Right now refugees and immigrants are causing  serious havoc in Europe. The UK wants to leave the European Union. Germany is in limbo after  welcoming Middle East and African refugees en masse and regretting. In January, there were alleged rapes in some German cities, i.e. Cologne. Sweden has been experiencing similar stuff.
Since 2001, fear of dying in a bomb blast has escalated. Which is the safest place to be?
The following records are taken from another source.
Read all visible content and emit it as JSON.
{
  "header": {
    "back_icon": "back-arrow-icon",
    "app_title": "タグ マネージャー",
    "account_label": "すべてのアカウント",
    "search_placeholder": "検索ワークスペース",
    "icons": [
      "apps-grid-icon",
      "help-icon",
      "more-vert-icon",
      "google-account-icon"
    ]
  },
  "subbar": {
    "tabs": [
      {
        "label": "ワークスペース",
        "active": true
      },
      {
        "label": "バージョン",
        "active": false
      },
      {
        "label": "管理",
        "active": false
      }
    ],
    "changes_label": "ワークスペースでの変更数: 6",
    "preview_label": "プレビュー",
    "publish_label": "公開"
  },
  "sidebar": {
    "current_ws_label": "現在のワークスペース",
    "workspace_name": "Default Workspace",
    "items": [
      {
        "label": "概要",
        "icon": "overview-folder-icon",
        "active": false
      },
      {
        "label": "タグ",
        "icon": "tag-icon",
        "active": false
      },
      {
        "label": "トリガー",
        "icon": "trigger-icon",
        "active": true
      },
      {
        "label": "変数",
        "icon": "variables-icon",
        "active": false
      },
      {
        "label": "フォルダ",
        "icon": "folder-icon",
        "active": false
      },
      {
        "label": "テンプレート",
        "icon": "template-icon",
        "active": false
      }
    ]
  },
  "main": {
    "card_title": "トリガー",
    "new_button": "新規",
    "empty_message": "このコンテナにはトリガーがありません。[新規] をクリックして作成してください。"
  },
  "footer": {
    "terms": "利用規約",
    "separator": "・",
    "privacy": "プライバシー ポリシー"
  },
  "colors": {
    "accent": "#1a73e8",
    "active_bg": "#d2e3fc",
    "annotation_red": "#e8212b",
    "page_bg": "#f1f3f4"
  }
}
I remember interviewing a London based Tanzanian Imam and lawyer in 2003 at the start of the Iraq bombing. He warned  it was the most stupid the big powers did.
“It shall create suspicion and further bloodshed...”
How prophetic.
With all that in mind, London elected a new mayor, a Muslim. Sadiq Khan.
 I listened to a white Radio journalist on You Tube early this week. He  warned that white people are afraid to show unity. Whereas Muslims, blacks , Asians and so on unite to vote and fight. The message behind the psychology is that white people are now scared of speaking the truth, or showing any disagreement lest they be accused of racism, bigotry or prejudice. This week a police, exercise attracted media attention because the guy playing a terrorist shouted Allah Wa Akbar.
That is what suicide bombers scream before detonating their evil.
 However, the police were blamed for insensitivity. Prime Minister David Cameroon was also accused of insensitivity when he was allegedly heard saying Nigeria and Afghanistan are the most corrupt nations in the world. He was speaking to the queen and other top leaders and was unaware the microphone was on.
White people are on edge.
A hundred years ago, they ruled and terrorised everyone through imperialism and colonialism. What does all this mean now?  Where are we going?